You never know a Pangolin or another animal, in this case a Clouded Leopard (Neofelis diardi borneensis), might be crossing and you might accidentally kill it because animals are not like humans who look left and right and then cross.

In summary:

  • Specimen: Clouded Leopard
  • Young adult (with milk teeth still intact)
  • 166cm snout to tip of tail (actual measurement)
  • Approximately 20kg
  • Collector: Iena

Broken ribs and right lung punctured due to impact with the oncoming car.

Country Brunei Darussalam

Thank you Iena for making sure its death did not go in vain. Body parts were donated to UBD and a local Vocational school.

Source: 1StopBorneo Wildlife

Malaysia: Hunters of Clouded Leopard tracked down thanks to Facebook faux pas
12th December 2015;

Three hunters landed in deep trouble when a Facebook posting of one of them posing with a dead Sunda Clouded Leopard (Neofelis diardi) went viral recently.

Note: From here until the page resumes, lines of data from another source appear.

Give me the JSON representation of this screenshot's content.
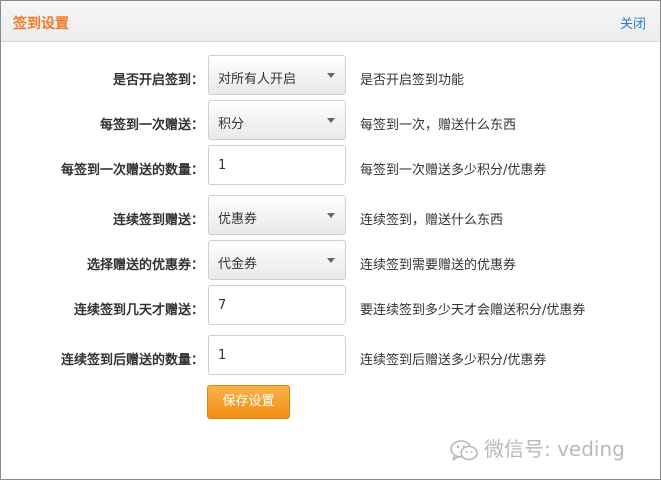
{
  "dialog": {
    "title": "签到设置",
    "close_label": "关闭"
  },
  "form": {
    "rows": [
      {
        "label": "是否开启签到：",
        "type": "select",
        "value": "对所有人开启",
        "hint": "是否开启签到功能"
      },
      {
        "label": "每签到一次赠送：",
        "type": "select",
        "value": "积分",
        "hint": "每签到一次，赠送什么东西"
      },
      {
        "label": "每签到一次赠送的数量：",
        "type": "input",
        "value": "1",
        "hint": "每签到一次赠送多少积分/优惠券"
      },
      {
        "label": "连续签到赠送：",
        "type": "select",
        "value": "优惠券",
        "hint": "连续签到，赠送什么东西"
      },
      {
        "label": "选择赠送的优惠券：",
        "type": "select",
        "value": "代金券",
        "hint": "连续签到需要赠送的优惠券"
      },
      {
        "label": "连续签到几天才赠送：",
        "type": "input",
        "value": "7",
        "hint": "要连续签到多少天才会赠送积分/优惠券"
      },
      {
        "label": "连续签到后赠送的数量：",
        "type": "input",
        "value": "1",
        "hint": "连续签到后赠送多少积分/优惠券"
      }
    ],
    "save_label": "保存设置"
  },
  "watermark": {
    "text": "微信号: veding",
    "icon": "wechat-logo-icon"
  }
}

The long arm of the law finally caught up with them in Kapit last week when Sarawak Forestry Corporation (SFC) Sibu dispatched their Swift Wildlife Action Team (SWAT) December 8 after earlier investigative work had identified the probable perpetrators of the offence.

All three men had since admitted to involvement in the hunting incident that led to the killing of the Sunda Clouded Leopard, which is a ‘Totally Protected’ animal in Sarawak.

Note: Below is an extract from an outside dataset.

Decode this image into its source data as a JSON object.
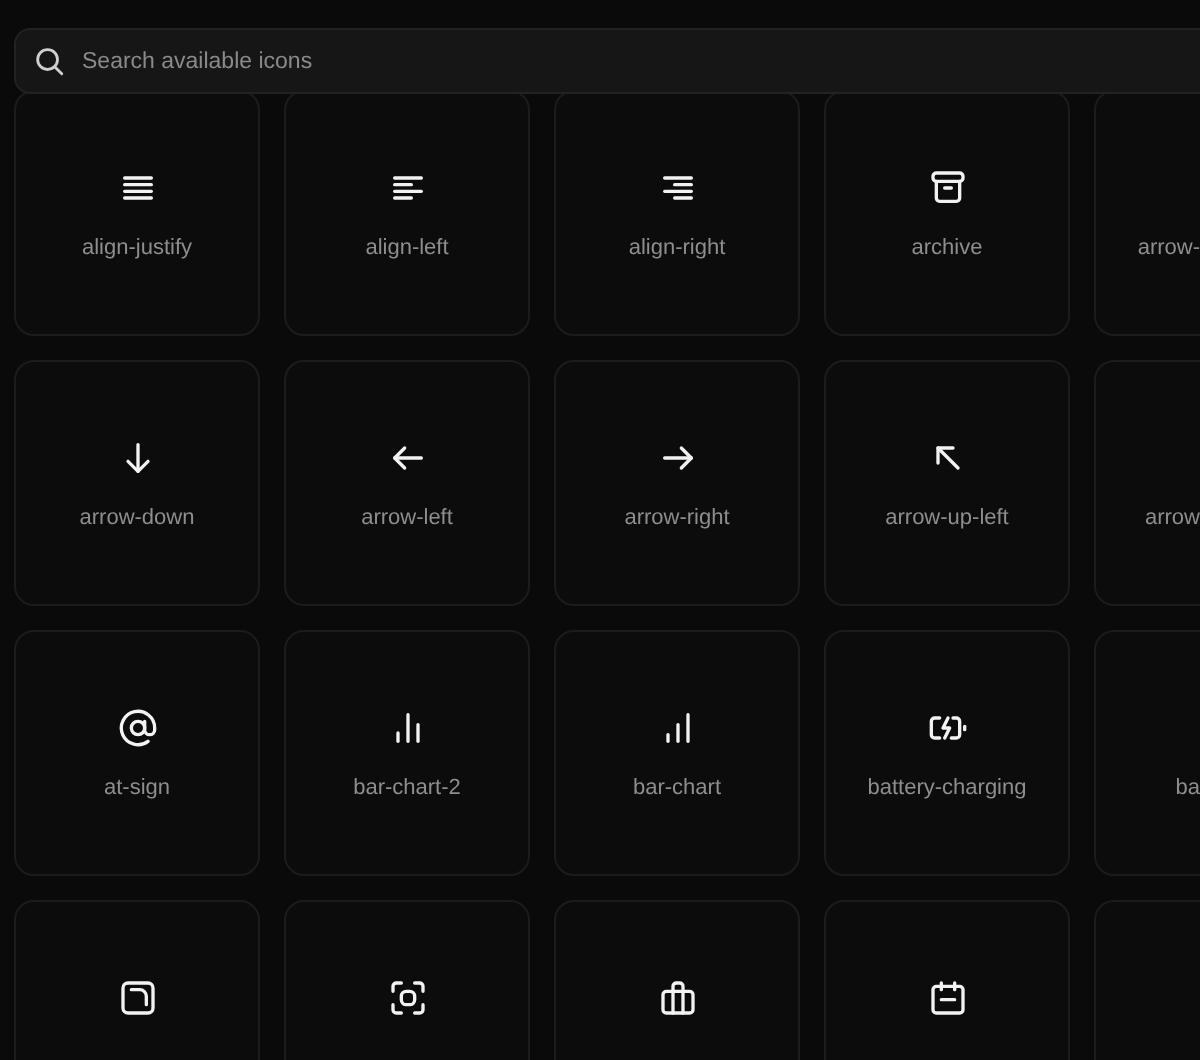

“One of the hunters, a man in his 30s, had admitted to pulling the trigger and killing the Sunda Clouded Leopard, before disposing of the animal’s carcass in a nearby river. Statements have been recorded from all three men involved and the case has been handed over to the Forest Department for further investigation,” said the SFC in a press statement.

Under the Wildlife Protection Ordinance, 1998, killing a totally protected animal is a serious offense punishable by imprisonment of up to 5 years and fine of up to RM50,000.

Source: The Borneo Post

Malaysia: Clouded Leopard found dead in Tawau

24th March 2014;

A protected Sunda Clouded Leopard (Neofelis diardi) was found dead in Sabah’s east coast town of Tawau.

The Bornean leopard is believed to have been hit by a vehicle while crossing the Kuhara road after it came out from a secondary forest about 2km from the town in search of food.

A Tawau resident, who uploaded a picture of the dead cat on Facebook, said that it was spotted dead on the road at about 9am on Saturday.

Conservationist estimated that there are about 5,000 to 11,000 of the leopards within the forests of Borneo island and they believe that their numbers are fast dwindling.

The Sabah government has placed the leopards in its protection list under the Sabah Wildlife Conservation Enactment.

Sabah Wildlife Department assistant director Dr Sen Nathan said that the leopards were found in most forest areas around Sabah and it was not surprising to find them close to secondary forests near urban centres.

“They usually search for preys like rats. It is a pity that the cat was knocked down,” he said, urging motorist to drive slow in areas frequently used by the animals.

“We also hope that people will just leave the animals alone and let them roam freely within their hab­itats,” he said, adding that the cats were also seen in oil palm estates, as well as secondary forests close to human settlements.